Research: Malware hosted on Microsoft OneDrive increased dramatically
The usage of Microsoft OneDrive for hosting malicious files has increased significantly. According to the FireEye report, Microsoft OneDrive surged more than 60% in the number of users who hosted malicious files in the previous quarter. According to FireEye, OneDrive has surpassed competitors such as Dropbox, Google Drive, and Wetransfer in terms of hosting malicious files.
On the other hand, Dropbox does not see a surge in the number of hosted malicious files that is almost identical to Microsoft OneDrive, but it still maintains the highest percentage of malicious file usage growth in quarter-on-quarter, making it the most commonly used hosting service for storing such files. Attackers find these well-known and trusted sites useful because they bypass the initial domain reputation checks performed by the security engine.

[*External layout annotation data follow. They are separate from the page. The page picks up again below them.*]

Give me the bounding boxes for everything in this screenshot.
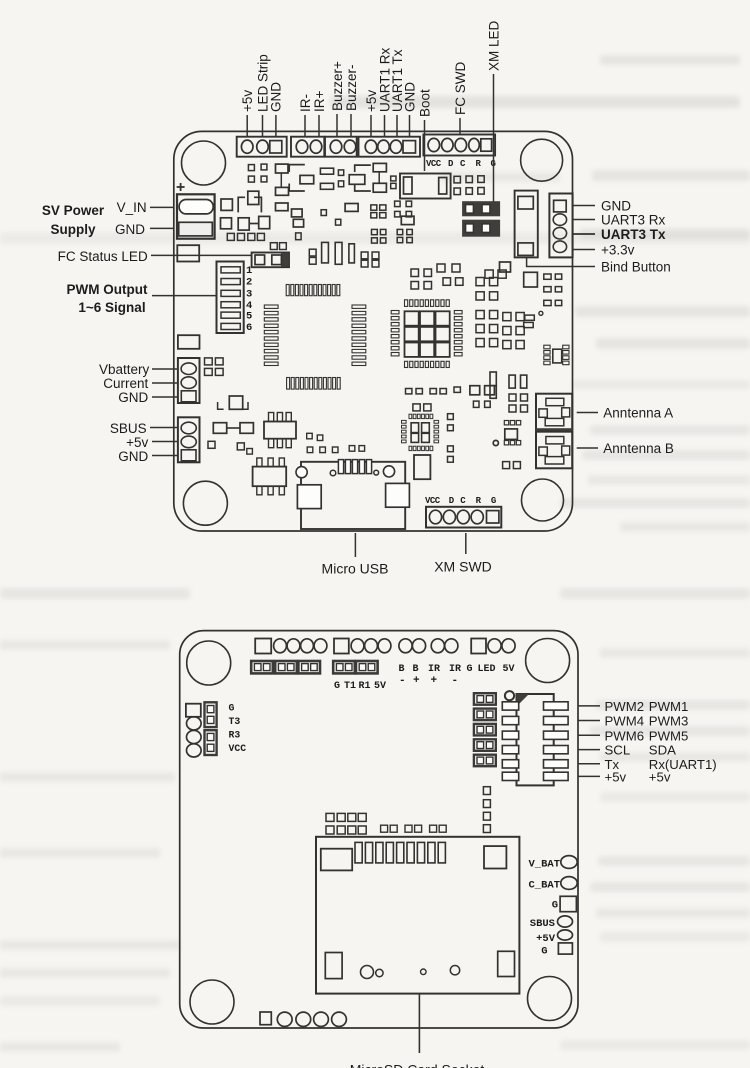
XM LED header 1 (dark) (463, 202, 500, 216)
svg-text:IR-: IR- (298, 94, 313, 112)
component row mid 2 (276, 201, 415, 243)
microSD card socket (316, 837, 519, 994)
connector J4 +5v/UART1 (359, 137, 421, 157)
svg-text:5V: 5V (374, 681, 386, 692)
svg-text:R1: R1 (359, 681, 371, 692)
svg-text:Buzzer-: Buzzer- (344, 64, 359, 111)
svg-text:R: R (476, 496, 482, 506)
pin 1 marker circle (505, 691, 514, 700)
svg-text:GND: GND (118, 449, 148, 464)
separator antenna connectors (536, 429, 572, 433)
label Bind Button with wire (527, 257, 671, 274)
svg-text:SCL: SCL (605, 743, 631, 758)
FC status LED header (252, 253, 289, 268)
label FC Status LED (58, 249, 252, 264)
svg-text:D: D (449, 496, 455, 506)
SBUS +5V G pads (530, 916, 573, 958)
label XM SWD with wire (434, 533, 492, 575)
micro USB connector (296, 460, 409, 529)
svg-text:IR: IR (449, 664, 461, 675)
svg-text:C_BAT: C_BAT (528, 880, 560, 892)
board 1 mounting hole bottom-right (522, 479, 564, 521)
svg-text:UART3 Tx: UART3 Tx (601, 227, 666, 242)
PWM output header 1-6 (217, 262, 253, 335)
XM LED header 2 (dark) (463, 220, 500, 236)
label UART1 Tx (rotated) (390, 49, 405, 137)
svg-text:G: G (541, 946, 547, 958)
label UART3 Rx (573, 212, 666, 227)
connector SBUS/+5v/GND (178, 417, 200, 462)
label SBUS (110, 421, 178, 436)
svg-text:IR: IR (428, 664, 440, 675)
svg-text:3: 3 (246, 289, 252, 301)
resistor row top (276, 163, 397, 195)
label Anntenna A (577, 406, 673, 421)
svg-text:GND: GND (118, 390, 148, 405)
label +5v (rotated) (364, 90, 379, 137)
label MicroSD Card Socket with wire (350, 994, 485, 1068)
svg-text:FC SWD: FC SWD (453, 62, 468, 115)
svg-text:+5v: +5v (605, 769, 627, 784)
svg-text:T3: T3 (229, 716, 241, 727)
V_BAT C_BAT G pads (528, 856, 577, 912)
svg-text:GND: GND (601, 198, 631, 213)
capacitor pairs below gyro (406, 386, 495, 411)
board 2 mounting hole top-left (187, 641, 231, 685)
label GND (rotated) (269, 82, 284, 137)
svg-text:GND: GND (269, 82, 284, 112)
capacitor column below DIP (483, 787, 490, 833)
svg-text:GND: GND (115, 222, 145, 237)
connector Anntenna B (536, 432, 572, 469)
components left-bottom quadrant (178, 335, 323, 454)
silkscreen G T1 R1 5V (334, 681, 386, 692)
svg-text:B: B (413, 664, 419, 675)
label XM LED (rotated) (486, 20, 501, 202)
svg-text:1~6 Signal: 1~6 Signal (78, 300, 145, 315)
label GND power (115, 222, 174, 237)
svg-text:Anntenna B: Anntenna B (603, 441, 674, 456)
svg-text:MicroSD Card Socket: MicroSD Card Socket (350, 1062, 485, 1068)
connector XM SWD (426, 507, 501, 528)
board 2 mounting hole top-right (526, 639, 570, 683)
svg-text:C: C (460, 496, 466, 506)
svg-text:VCC: VCC (425, 496, 441, 506)
svg-text:XM LED: XM LED (486, 20, 501, 71)
capacitor grid right-center (411, 264, 506, 289)
svg-text:B: B (399, 664, 405, 675)
svg-text:SDA: SDA (649, 743, 676, 758)
component cluster top-left (221, 164, 267, 229)
svg-text:XM SWD: XM SWD (434, 559, 492, 575)
small parts lower right (493, 375, 527, 469)
svg-text:Boot: Boot (417, 89, 432, 117)
svg-text:G: G (334, 681, 340, 692)
voltage regulator U6 SOT (264, 413, 296, 448)
capacitor row small bottom of top cluster (227, 233, 301, 250)
svg-text:Current: Current (103, 376, 148, 391)
capacitor cluster below U5 (454, 176, 484, 195)
board2 bottom pad row (260, 1012, 346, 1027)
board 1 mounting hole top-right (521, 139, 563, 181)
svg-text:G: G (229, 702, 235, 713)
silkscreen VCC D C R G top (426, 159, 496, 169)
svg-text:C: C (460, 159, 466, 169)
svg-text:PWM3: PWM3 (649, 714, 689, 729)
label +3.3v (573, 242, 635, 257)
svg-text:Bind Button: Bind Button (601, 260, 671, 275)
board2 top pad row (255, 639, 515, 654)
label GND sbus (118, 449, 178, 464)
label Current (103, 376, 178, 391)
component U5 dual-bar (400, 174, 451, 199)
connector UART3 (549, 194, 572, 258)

Instead of sending an email directly to the target with a malicious content attachment file, the attacker uploads the content to a file-sharing site. The target victim receives a new file from the service waiting for their notification, and a link to download the file. Some of these services also provide a file preview that displays the contents of the URL and clicks on the URL without downloading the file. This makes the attack very effective and hard to find.
The report also recommends that users do not store sensitive or confidential documents on publicly-hosted file-sharing sites because millions of victims’ email accounts today experience massive phishing.